It's also nice and easy problem.We must prove that $ TP^2=TR \cdot TS=TB \cdot TC $ , where $ T=MN \cap BC $ ( w.l.o.g $ B $ lies between $ T $ and $ C $ ) .Let $ MN \cap AP=F $ , since $ AMPN $ is p.g.m so $ F $ is common midpoint of $ MN $ and $ AP $ and $ AN=PM , AM=BN $ . From Meneleus theorem we have (1) In the triangle $ APC $ the line $ TFN $ is transerval ,so $ \frac{TP}{TC} \cdot \frac{CN}{NA} \cdot \frac{AF}{FM} =1 \implies \frac{TP}{TC}=\frac{AN}{CN} $ . (2)In the triangle $ ABC $ the line $ TMN $ is transerval, so $ \frac{TB}{TC} \cdot \frac{CN}{NA} \cdot \frac{AM}{BM} \implies \frac{TP}{TB} = \frac{AM}{MB} $ ( I use that (1) ).Hence we have to prove that $ \frac{AM}{BM}=\frac{CN}{AN} $ or $ \frac{PN}{MB}=\frac{CN}{PM} $ , which is true ,because the triangle $ BMP $ and $ CPN $ are similar.DONE!

Very nice problem! Here is another attempt. $ T=MN \cap BC $ ( w.l.o.g $ B $ lies between $ T $ and $ C $ ) We have $\frac{TM}{TN} = \frac{TP}{TC}$ (since TMP and TNC are similar) and $\frac{TM}{TN} = \frac{TB}{TP}$ (since TMB and TNP are similar) So, $\frac{TB}{TP} = \frac{TP}{TC}$ (since TMP and TNC are similar) or, $TP^2 =TB*TC$ From $TB*TC=TR*TS$ Then, $TP^2=TR*TS$ And the result follows.

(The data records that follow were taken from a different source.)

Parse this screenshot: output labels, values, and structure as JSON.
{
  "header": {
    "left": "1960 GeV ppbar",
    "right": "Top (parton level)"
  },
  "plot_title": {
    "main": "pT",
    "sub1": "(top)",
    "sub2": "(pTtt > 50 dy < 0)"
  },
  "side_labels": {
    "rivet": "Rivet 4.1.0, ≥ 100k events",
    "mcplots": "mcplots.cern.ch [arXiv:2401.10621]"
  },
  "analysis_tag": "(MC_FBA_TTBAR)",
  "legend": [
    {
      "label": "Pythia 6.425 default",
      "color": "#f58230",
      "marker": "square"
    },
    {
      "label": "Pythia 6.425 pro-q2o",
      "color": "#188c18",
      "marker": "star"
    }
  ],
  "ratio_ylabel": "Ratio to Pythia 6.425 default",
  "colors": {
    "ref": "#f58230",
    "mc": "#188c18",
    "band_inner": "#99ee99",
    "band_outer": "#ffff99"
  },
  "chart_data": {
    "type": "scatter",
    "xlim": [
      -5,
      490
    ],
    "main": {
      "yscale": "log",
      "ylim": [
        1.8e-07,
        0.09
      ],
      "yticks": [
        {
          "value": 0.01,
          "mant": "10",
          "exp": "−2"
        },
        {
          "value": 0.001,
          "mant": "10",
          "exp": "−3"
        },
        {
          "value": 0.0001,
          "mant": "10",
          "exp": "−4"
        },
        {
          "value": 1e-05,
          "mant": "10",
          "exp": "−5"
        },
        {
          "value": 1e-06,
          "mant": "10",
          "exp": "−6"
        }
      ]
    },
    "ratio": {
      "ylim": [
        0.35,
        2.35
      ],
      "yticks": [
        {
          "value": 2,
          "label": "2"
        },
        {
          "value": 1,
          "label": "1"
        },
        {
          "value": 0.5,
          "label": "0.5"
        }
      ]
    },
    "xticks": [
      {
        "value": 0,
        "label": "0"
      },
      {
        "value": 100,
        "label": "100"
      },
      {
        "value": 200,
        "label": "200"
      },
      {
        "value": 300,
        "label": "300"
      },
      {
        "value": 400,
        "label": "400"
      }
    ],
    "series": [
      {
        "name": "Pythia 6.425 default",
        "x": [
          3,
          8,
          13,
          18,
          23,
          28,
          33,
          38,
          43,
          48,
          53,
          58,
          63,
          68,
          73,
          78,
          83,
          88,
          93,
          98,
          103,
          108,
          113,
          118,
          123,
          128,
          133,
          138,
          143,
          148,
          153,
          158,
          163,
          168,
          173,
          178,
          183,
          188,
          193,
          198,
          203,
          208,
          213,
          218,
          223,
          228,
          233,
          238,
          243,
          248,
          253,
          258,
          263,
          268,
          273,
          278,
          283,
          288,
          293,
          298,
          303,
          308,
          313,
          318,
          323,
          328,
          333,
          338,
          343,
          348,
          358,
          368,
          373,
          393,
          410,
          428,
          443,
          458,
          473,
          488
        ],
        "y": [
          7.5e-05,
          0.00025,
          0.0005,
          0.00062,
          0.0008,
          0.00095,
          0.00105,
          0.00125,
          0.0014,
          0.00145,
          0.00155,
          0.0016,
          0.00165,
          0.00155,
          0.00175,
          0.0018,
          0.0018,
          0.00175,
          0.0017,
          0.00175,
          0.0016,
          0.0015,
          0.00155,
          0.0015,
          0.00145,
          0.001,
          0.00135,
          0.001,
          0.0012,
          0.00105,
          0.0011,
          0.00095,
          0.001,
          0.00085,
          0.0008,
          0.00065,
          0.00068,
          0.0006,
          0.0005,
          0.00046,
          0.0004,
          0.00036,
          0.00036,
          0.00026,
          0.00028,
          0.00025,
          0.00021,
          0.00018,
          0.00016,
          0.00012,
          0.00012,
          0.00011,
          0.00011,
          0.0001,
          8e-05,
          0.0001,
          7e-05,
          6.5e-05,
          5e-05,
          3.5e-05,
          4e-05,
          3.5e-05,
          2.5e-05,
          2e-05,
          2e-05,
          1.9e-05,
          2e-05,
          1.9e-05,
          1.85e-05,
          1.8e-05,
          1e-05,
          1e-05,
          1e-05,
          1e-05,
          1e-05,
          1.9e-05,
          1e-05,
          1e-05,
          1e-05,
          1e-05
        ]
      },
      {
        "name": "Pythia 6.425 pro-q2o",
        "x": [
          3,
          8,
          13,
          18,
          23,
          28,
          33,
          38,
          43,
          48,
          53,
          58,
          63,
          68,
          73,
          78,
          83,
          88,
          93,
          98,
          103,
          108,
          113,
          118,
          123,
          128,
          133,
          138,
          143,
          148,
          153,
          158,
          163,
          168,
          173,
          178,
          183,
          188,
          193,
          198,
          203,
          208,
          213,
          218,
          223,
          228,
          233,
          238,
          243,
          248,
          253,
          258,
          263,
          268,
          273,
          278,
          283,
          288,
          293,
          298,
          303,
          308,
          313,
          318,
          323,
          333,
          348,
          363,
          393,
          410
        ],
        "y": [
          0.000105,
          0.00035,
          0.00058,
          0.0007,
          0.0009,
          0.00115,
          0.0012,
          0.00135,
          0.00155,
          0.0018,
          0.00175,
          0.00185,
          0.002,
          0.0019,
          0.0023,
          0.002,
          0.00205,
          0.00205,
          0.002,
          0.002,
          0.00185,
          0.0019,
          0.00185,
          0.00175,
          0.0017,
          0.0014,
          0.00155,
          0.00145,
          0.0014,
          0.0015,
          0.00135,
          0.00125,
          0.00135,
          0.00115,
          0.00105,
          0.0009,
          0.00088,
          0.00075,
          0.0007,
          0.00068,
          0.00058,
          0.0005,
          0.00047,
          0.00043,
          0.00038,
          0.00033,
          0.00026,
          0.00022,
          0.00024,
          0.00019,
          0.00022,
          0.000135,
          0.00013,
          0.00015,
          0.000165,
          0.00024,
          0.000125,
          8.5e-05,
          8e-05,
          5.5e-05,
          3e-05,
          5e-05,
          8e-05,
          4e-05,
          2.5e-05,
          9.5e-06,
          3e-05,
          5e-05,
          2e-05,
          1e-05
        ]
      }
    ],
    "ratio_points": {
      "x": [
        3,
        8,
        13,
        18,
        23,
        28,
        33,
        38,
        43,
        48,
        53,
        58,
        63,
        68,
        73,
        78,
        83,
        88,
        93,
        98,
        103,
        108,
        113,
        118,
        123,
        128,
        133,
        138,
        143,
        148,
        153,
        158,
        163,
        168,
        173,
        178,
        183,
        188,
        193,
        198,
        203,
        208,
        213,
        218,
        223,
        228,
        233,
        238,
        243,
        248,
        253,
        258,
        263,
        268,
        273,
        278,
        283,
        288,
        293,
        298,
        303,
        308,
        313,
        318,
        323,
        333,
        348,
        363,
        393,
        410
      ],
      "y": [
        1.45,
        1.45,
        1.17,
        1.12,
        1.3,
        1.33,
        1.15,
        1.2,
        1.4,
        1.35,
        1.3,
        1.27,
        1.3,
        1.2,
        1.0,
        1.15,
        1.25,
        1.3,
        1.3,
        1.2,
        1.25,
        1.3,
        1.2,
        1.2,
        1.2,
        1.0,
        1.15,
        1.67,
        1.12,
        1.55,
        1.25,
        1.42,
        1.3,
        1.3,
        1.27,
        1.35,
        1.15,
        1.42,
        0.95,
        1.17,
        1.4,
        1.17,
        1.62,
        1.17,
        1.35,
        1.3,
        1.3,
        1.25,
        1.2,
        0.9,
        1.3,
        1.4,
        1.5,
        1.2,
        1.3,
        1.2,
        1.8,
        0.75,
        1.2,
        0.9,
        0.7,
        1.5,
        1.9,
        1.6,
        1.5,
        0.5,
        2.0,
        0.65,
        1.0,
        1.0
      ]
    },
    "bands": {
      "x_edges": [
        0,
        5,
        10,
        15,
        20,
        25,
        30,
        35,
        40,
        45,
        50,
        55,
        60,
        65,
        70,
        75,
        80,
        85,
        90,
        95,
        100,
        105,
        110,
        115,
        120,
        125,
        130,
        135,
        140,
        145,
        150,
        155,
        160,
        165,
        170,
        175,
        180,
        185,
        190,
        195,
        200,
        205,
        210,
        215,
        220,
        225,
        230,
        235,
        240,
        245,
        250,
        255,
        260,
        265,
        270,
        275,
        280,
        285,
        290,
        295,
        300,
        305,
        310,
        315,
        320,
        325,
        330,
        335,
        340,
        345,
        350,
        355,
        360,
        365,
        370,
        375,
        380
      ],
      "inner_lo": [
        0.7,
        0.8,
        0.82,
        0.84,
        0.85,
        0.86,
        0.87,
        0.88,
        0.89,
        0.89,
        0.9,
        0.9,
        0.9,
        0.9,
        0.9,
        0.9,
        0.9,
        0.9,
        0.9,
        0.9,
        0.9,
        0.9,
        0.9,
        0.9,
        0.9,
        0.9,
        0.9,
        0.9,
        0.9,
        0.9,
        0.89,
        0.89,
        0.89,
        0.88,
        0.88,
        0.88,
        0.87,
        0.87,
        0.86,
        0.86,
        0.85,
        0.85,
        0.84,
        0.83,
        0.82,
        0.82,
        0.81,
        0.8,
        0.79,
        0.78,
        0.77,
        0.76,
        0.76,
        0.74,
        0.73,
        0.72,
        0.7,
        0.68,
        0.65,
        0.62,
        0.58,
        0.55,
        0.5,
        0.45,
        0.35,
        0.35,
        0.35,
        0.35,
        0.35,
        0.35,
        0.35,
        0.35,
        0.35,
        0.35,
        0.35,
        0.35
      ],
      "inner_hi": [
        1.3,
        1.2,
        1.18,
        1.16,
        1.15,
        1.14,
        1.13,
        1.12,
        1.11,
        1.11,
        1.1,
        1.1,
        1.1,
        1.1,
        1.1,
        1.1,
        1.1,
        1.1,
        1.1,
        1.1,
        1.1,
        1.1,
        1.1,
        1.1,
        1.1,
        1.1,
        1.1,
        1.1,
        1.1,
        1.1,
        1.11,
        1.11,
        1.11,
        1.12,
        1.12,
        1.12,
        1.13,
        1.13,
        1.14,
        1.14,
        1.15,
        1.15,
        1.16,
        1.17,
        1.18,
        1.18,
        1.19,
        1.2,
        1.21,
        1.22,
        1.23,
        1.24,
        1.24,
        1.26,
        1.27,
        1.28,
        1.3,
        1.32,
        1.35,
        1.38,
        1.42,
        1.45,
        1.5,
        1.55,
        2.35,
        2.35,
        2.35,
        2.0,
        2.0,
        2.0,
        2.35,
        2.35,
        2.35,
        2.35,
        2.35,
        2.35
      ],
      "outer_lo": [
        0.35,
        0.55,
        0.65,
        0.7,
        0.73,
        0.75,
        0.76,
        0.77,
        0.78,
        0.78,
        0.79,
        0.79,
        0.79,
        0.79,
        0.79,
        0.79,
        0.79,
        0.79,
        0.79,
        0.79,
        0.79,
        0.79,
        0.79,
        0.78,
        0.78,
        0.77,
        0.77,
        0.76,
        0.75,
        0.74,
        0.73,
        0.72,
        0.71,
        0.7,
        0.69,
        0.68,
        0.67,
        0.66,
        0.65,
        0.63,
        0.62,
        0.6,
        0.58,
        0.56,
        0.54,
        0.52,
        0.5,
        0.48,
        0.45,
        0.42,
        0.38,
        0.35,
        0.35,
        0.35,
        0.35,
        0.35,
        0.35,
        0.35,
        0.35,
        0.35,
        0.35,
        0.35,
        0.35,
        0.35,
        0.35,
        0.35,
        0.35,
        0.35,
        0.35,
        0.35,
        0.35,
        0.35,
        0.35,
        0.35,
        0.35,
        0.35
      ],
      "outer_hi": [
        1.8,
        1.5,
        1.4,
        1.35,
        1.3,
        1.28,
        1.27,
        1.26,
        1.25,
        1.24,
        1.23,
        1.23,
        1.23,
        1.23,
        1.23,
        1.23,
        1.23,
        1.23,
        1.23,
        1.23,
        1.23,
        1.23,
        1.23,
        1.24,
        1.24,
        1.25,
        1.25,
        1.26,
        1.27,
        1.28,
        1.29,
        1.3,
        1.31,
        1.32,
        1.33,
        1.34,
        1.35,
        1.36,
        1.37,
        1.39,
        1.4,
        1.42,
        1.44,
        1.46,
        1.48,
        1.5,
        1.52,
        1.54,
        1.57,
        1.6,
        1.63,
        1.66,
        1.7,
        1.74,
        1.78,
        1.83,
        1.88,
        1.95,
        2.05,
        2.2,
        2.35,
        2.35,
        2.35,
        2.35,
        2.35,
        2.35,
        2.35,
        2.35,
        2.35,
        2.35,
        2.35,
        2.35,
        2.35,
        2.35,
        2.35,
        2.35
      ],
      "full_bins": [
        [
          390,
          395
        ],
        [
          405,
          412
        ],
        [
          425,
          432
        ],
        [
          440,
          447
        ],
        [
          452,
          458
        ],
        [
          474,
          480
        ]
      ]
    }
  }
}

I have the same solution as --Fermat--,an easy problem

The configuration is boring Also, the condition that $MN, BC$ are not parallel is a dead giveaway. It's totally unnecessary and the problem is valid without it, so why would they put it there? Obviously we're supposed to intersect them. Then angle chasing turns out to be really really annoying, and Menelaus is the next choice because of how the diagram looks, and it works.